An assassination is when a well-known person is murdered. Obviously then, political assassinations have politicians as victims, maybe perpetrated for ideological motives. Assasinations could also be conducted in the name of religion and finance, or for the person doing the killing to get their name in the news.
The song does not mention two other assassinated US presidents, if you care to make a guess who they might be. (Hint: they were both Republicans). Perhaps the song’s author, Dick Holler, and singer, Dion, were sticking to Democrats?
Simon and Garfunkel perform a straightforward rendition of Silent Night (which with their harmonizing is still impressive). Overdubbed is a mock newscast highlighting not peace but political turbulence circa 1966. Civil rights, housing, the Vietnam War, crime and drugs (comedian Lenny Bruce, who overdosed) are the issues and events detailed.
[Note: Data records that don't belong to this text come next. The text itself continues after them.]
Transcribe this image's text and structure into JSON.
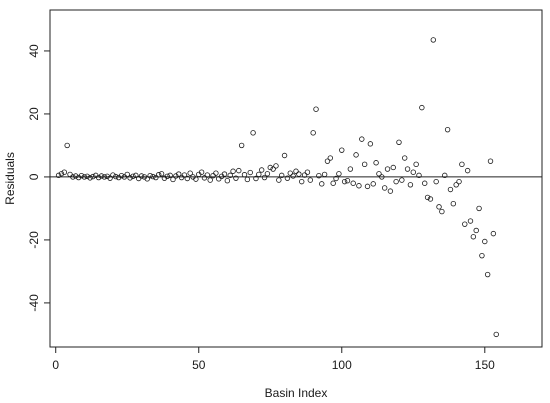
{
  "chart_data": {
    "type": "scatter",
    "title": "",
    "xlabel": "Basin Index",
    "ylabel": "Residuals",
    "xlim": [
      -2,
      170
    ],
    "ylim": [
      -54,
      53
    ],
    "grid": false,
    "legend": "none",
    "marker": "open-circle",
    "reference_line_y": 0,
    "x_ticks": [
      0,
      50,
      100,
      150
    ],
    "x_tick_labels": [
      "0",
      "50",
      "100",
      "150"
    ],
    "y_ticks": [
      -40,
      -20,
      0,
      20,
      40
    ],
    "y_tick_labels": [
      "-40",
      "-20",
      "0",
      "20",
      "40"
    ],
    "series": [
      {
        "points": [
          [
            1,
            0.5
          ],
          [
            2,
            1.0
          ],
          [
            3,
            1.5
          ],
          [
            4,
            10.0
          ],
          [
            5,
            0.8
          ],
          [
            6,
            0.0
          ],
          [
            7,
            0.3
          ],
          [
            8,
            -0.2
          ],
          [
            9,
            0.4
          ],
          [
            10,
            0.0
          ],
          [
            11,
            0.2
          ],
          [
            12,
            -0.3
          ],
          [
            13,
            0.1
          ],
          [
            14,
            0.5
          ],
          [
            15,
            -0.2
          ],
          [
            16,
            0.3
          ],
          [
            17,
            0.0
          ],
          [
            18,
            0.2
          ],
          [
            19,
            -0.4
          ],
          [
            20,
            0.6
          ],
          [
            21,
            0.1
          ],
          [
            22,
            -0.2
          ],
          [
            23,
            0.4
          ],
          [
            24,
            0.0
          ],
          [
            25,
            0.8
          ],
          [
            26,
            -0.3
          ],
          [
            27,
            0.2
          ],
          [
            28,
            0.5
          ],
          [
            29,
            -0.5
          ],
          [
            30,
            0.3
          ],
          [
            31,
            0.0
          ],
          [
            32,
            -0.6
          ],
          [
            33,
            0.4
          ],
          [
            34,
            0.1
          ],
          [
            35,
            -0.2
          ],
          [
            36,
            0.7
          ],
          [
            37,
            1.0
          ],
          [
            38,
            -0.4
          ],
          [
            39,
            0.2
          ],
          [
            40,
            0.5
          ],
          [
            41,
            -0.8
          ],
          [
            42,
            0.3
          ],
          [
            43,
            0.9
          ],
          [
            44,
            -0.2
          ],
          [
            45,
            0.6
          ],
          [
            46,
            -0.5
          ],
          [
            47,
            1.2
          ],
          [
            48,
            0.0
          ],
          [
            49,
            -0.7
          ],
          [
            50,
            0.8
          ],
          [
            51,
            1.5
          ],
          [
            52,
            -0.3
          ],
          [
            53,
            0.6
          ],
          [
            54,
            -1.0
          ],
          [
            55,
            0.4
          ],
          [
            56,
            1.2
          ],
          [
            57,
            -0.6
          ],
          [
            58,
            0.2
          ],
          [
            59,
            0.9
          ],
          [
            60,
            -1.2
          ],
          [
            61,
            0.5
          ],
          [
            62,
            1.8
          ],
          [
            63,
            -0.4
          ],
          [
            64,
            2.0
          ],
          [
            65,
            10.0
          ],
          [
            66,
            0.7
          ],
          [
            67,
            -0.8
          ],
          [
            68,
            1.4
          ],
          [
            69,
            14.0
          ],
          [
            70,
            -0.5
          ],
          [
            71,
            0.8
          ],
          [
            72,
            2.2
          ],
          [
            73,
            -0.2
          ],
          [
            74,
            1.0
          ],
          [
            75,
            3.0
          ],
          [
            76,
            2.5
          ],
          [
            77,
            3.5
          ],
          [
            78,
            -1.0
          ],
          [
            79,
            0.5
          ],
          [
            80,
            6.8
          ],
          [
            81,
            -0.4
          ],
          [
            82,
            1.2
          ],
          [
            83,
            0.3
          ],
          [
            84,
            1.8
          ],
          [
            85,
            0.9
          ],
          [
            86,
            -1.5
          ],
          [
            87,
            0.6
          ],
          [
            88,
            1.5
          ],
          [
            89,
            -1.0
          ],
          [
            90,
            14.0
          ],
          [
            91,
            21.5
          ],
          [
            92,
            0.4
          ],
          [
            93,
            -2.2
          ],
          [
            94,
            0.8
          ],
          [
            95,
            5.0
          ],
          [
            96,
            6.0
          ],
          [
            97,
            -2.0
          ],
          [
            98,
            -0.5
          ],
          [
            99,
            1.0
          ],
          [
            100,
            8.5
          ],
          [
            101,
            -1.5
          ],
          [
            102,
            -1.2
          ],
          [
            103,
            2.5
          ],
          [
            104,
            -2.0
          ],
          [
            105,
            7.0
          ],
          [
            106,
            -2.8
          ],
          [
            107,
            12.0
          ],
          [
            108,
            4.0
          ],
          [
            109,
            -3.0
          ],
          [
            110,
            10.5
          ],
          [
            111,
            -2.2
          ],
          [
            112,
            4.5
          ],
          [
            113,
            1.0
          ],
          [
            114,
            0.0
          ],
          [
            115,
            -3.5
          ],
          [
            116,
            2.5
          ],
          [
            117,
            -4.5
          ],
          [
            118,
            3.0
          ],
          [
            119,
            -1.5
          ],
          [
            120,
            11.0
          ],
          [
            121,
            -1.0
          ],
          [
            122,
            6.0
          ],
          [
            123,
            2.5
          ],
          [
            124,
            -2.5
          ],
          [
            125,
            1.5
          ],
          [
            126,
            4.0
          ],
          [
            127,
            0.5
          ],
          [
            128,
            22.0
          ],
          [
            129,
            -2.0
          ],
          [
            130,
            -6.5
          ],
          [
            131,
            -7.0
          ],
          [
            132,
            43.5
          ],
          [
            133,
            -1.5
          ],
          [
            134,
            -9.5
          ],
          [
            135,
            -11.0
          ],
          [
            136,
            0.5
          ],
          [
            137,
            15.0
          ],
          [
            138,
            -4.0
          ],
          [
            139,
            -8.5
          ],
          [
            140,
            -2.5
          ],
          [
            141,
            -1.5
          ],
          [
            142,
            4.0
          ],
          [
            143,
            -15.0
          ],
          [
            144,
            2.0
          ],
          [
            145,
            -14.0
          ],
          [
            146,
            -19.0
          ],
          [
            147,
            -17.0
          ],
          [
            148,
            -10.0
          ],
          [
            149,
            -25.0
          ],
          [
            150,
            -20.5
          ],
          [
            151,
            -31.0
          ],
          [
            152,
            5.0
          ],
          [
            153,
            -18.0
          ],
          [
            154,
            -50.0
          ]
        ]
      }
    ]
  }
}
The juxtaposition of a soothing carol with the bad news is jarring.
The true author of this song is unknown, as befits an authentic folk song that is adapted over time. It is somewhat based on an African-American gospel hymn, “I’ll Overcome Someday,” although this is disputed. It was Pete Seeger who popularized this most well-known of civil rights tunes in the late 1940s. Martin Luther King referred to the song days before his death.
Since then, the inspiring, yet general message – a promise of deliverance from tough times – has been sung for many causes. It is a comforting folk anthem that will forever bring hope to all those oppressed.
We must move past indecision to action. Now let us begin. Now let us rededicate ourselves to the long and bitter, but beautiful struggle for a new world. This is the calling of the sons of God, and our brothers wait eagerly for our response – Martin Luther King
From 2004, using ‘revolution’ in its broad sense (see The Clash, Revolution Rock), serious rapper Talib Kweli figures change has to come from people, for a few reasons:
American political parties, like the Democrats and Republicans, are interchangeable
Religion is preoccupied with gossip
Black history organizations are moribund and ineffective
Kweli’s disappointment in these institutions failing to bring change is manifested in the hook: he feels like laughing at their empty change rhetoric. Perhaps we’d have to look to other tunes by him to find his prescriptions.